Probably not, since dating manuals today cover exactly the same territory and keep urging women to stop living in fantasy land and start living their lives well. Cinderella was a Liar, by Brenda Della Casa, just published, has the subtitle The Real Reason You Can’t Find (or Keep) a Prince. She paints a fairly embarrassing, not to say bleak picture of young women so desperate for a bridezilla wedding that they will keep dating obvious creeps, or stalk men who are long over them, or turn themselves into chambermaids for their unappreciative boyfriends. Not to mention messing up their chances by acting full of themselves and just plain obnoxious. In other words, nothing has changed. Della Casa urges young women to get a grip on reality, back away from the cell phone and computer while drunk, and start living a happy, fulfilled life for themselves. Sound familiar?
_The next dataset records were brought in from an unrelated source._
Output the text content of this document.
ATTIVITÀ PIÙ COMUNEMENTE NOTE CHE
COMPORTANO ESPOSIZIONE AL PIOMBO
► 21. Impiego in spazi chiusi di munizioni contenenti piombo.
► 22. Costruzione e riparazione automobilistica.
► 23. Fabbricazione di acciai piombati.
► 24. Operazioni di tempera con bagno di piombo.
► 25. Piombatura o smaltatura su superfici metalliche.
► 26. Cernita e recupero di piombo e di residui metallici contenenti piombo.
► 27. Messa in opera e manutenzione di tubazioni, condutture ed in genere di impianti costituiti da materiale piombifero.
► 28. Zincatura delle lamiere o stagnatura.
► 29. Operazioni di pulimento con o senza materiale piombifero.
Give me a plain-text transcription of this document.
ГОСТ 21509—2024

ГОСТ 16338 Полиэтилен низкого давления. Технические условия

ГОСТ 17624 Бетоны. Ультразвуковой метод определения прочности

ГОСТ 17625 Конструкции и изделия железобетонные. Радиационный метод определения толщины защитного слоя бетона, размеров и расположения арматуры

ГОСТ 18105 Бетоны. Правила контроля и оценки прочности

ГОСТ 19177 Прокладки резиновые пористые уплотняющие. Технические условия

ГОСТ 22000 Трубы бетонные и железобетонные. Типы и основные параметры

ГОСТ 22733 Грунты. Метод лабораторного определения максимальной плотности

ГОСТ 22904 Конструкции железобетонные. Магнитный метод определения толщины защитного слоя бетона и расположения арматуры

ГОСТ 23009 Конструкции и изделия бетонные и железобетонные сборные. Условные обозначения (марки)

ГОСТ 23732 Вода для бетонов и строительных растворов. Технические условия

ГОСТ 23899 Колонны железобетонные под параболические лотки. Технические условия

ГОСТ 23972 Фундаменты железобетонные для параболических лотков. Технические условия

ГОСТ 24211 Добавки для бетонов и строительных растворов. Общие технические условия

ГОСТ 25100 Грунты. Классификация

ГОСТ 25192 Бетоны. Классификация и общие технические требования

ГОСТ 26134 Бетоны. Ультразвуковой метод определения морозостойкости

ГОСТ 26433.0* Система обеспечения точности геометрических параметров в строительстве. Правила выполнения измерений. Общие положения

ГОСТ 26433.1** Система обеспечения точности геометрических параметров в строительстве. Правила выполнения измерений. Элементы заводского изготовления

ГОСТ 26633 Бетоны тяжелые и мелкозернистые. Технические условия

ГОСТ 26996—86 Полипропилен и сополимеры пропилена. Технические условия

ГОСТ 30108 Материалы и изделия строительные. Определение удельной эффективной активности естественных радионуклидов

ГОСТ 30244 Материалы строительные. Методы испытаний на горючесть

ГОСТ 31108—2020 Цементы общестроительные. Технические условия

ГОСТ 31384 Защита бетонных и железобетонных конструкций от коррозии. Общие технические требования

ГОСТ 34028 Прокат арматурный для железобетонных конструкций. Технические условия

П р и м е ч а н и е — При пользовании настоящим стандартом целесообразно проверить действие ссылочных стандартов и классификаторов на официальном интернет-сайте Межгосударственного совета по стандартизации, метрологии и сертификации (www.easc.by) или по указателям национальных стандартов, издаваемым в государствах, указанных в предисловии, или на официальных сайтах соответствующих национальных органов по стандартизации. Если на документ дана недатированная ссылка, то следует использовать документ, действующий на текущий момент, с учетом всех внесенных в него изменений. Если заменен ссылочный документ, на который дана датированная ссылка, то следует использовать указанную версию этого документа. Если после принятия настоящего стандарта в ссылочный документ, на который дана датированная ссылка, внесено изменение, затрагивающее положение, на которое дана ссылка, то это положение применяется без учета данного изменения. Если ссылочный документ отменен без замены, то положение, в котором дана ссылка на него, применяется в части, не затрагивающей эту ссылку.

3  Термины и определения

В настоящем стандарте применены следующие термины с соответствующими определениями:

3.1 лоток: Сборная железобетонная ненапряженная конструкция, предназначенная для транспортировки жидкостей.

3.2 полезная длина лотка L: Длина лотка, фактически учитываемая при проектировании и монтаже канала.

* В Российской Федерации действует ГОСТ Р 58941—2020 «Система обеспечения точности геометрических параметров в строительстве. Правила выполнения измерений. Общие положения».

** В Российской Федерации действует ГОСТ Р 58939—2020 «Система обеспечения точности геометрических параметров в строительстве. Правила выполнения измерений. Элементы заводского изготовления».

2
There are lots more dating manuals available. Some are merely meant to be humorous. Some are laced with psychological insights from experienced, trained therapists. Quite a few have frank comments from men about dating, which can be very helpful when you’re trying to figure out somebody’s puzzling behavior (it could even be your own). But as I mentioned above, I managed to marry happily without doing a lot of dating. I hardly knew the rules, and never became comfortable with the game, and I preferred to just be myself. Lucky for both of us, I met a man who felt the same way. So if dating isn’t working out for you, maybe after studying up on the topic you should consider taking a break from it. To help you do that, Brenda Della Casa has a list of good things about life until Mr. Right shows up, if he’s going to. My favorite: “You want a cat. You get a cat.” It doesn’t have to come to that, of course. But you do not have to play games if you don’t want to.